Learning to slow down and honor our experiences fully

This is an excerpt from "Happiness is an inside job: practicing for a joyful life" by Sylvia Boorstein.  It speaks to me because it is about how your mind can take a painful situation and make it worse by spinning stories and creating confusion.  It talks about how we can all help ourselves deal with the many challenges we face in our life by slowing down and honoring our experience fully. The book as a whole is a great resource and this excerpt is one of several good ones:

"Still, I consider my meditation practice a success because of one crucial and definite change in me in the thirty years since I began.  I now trust that even when what is happening to me is difficult and my response to it is painful, I will not suffer if I can keep my mind clear enough to keep my heart engaged.  I know that my suffering begins whenever my mind, for whatever reason - the enormity or the suddenness of the challenge, its own exhausted state - becomes confused.  In its confusion, it seems to forget everything it ever knew, It tells itself stories, alternatively angry ("This isn't fair!") or pitiful (Poor me!") or frightening ("I can't stand it if things aren't different!").  No inner voice of wisdom ("This is what is happening, it's part of the whole spectrum of painful things that happen to human beings, and you can manage") can make itself heard to soothe the distress.  I continue to suffer, stumbling around in stories of discontent, until I catch myself, and stop, and allow myself to know, and deeply feel, that I am frightened or confused or disappointed or angry or tired or ashamed or sad- that "I'm in pain!"  Then my own good heart, out of compassion, takes care of me.  It all happens when I am able to say to myself (I honestly do use these very words), "Sweetheart, you are in pain. Relax. Take a breath. Let's pay attention to what is happening. Then we'll figure out what to do." "

submitted by samk

4 comments:

Anonymous said...

Thank you for sharing this beautiful wisdom. Somehow, it seems meant just for me.. and how very needed it has been!

Lisa said...

I wanted to share a quote that says something very similar:

"It is not hard to live through a day, if you can live through a moment.

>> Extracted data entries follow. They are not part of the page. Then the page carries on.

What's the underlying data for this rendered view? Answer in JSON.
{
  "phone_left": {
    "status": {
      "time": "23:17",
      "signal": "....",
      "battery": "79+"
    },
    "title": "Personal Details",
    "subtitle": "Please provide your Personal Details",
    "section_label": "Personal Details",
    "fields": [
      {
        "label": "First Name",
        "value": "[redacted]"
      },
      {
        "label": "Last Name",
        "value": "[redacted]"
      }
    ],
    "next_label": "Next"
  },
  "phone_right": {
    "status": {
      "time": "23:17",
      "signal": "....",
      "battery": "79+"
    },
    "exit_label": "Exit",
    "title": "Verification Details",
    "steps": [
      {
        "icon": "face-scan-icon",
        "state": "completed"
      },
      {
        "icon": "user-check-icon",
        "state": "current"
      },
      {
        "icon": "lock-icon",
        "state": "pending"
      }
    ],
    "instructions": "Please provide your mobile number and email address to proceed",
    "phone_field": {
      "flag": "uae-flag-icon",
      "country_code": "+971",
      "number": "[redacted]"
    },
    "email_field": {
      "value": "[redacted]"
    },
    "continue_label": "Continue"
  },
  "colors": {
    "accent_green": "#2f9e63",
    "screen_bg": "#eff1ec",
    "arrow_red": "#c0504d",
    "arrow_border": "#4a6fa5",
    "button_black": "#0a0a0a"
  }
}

What creates despair is the imagination, which insists on predicting millions of moments, thousands of days, and so drains you that you cannot live the moment at hand." by Andre Dubus

I think that being in the moment, and releasing and allowing energy to pass through you, is modeled in nature and takes a lifetime (or more!) for us humans to master. Sometimes allowing pain, also allows gifts of patience, humility, and opens us to be cared for - by others and ourselves. We can also consider what power we give the experience, and sometimes calling it something else - or not labeling it at all - changes the experience in surprising ways.

Anonymous said...

I agree that the need to predict what the future will hold is draining and fruitless since we really can't know this. It does seem like a poor use of the imagination, meaning I don't think we are often imagining the best future but only the worst. Clearly anything that we can do to be in the moment is better than this "bad imagination" mindset.

jane said...

The quote from Andre Dubus illuminates this wisdom perfectly. My mind races around playing old 'tapes',predicting all manner of calamity. This creates exhaustion,confusion,terror. Any inner wisdom is drowned out.
As future trials unfold, may I (we) use my(our)imaginations to uplift. May we call ourselves sweetheart.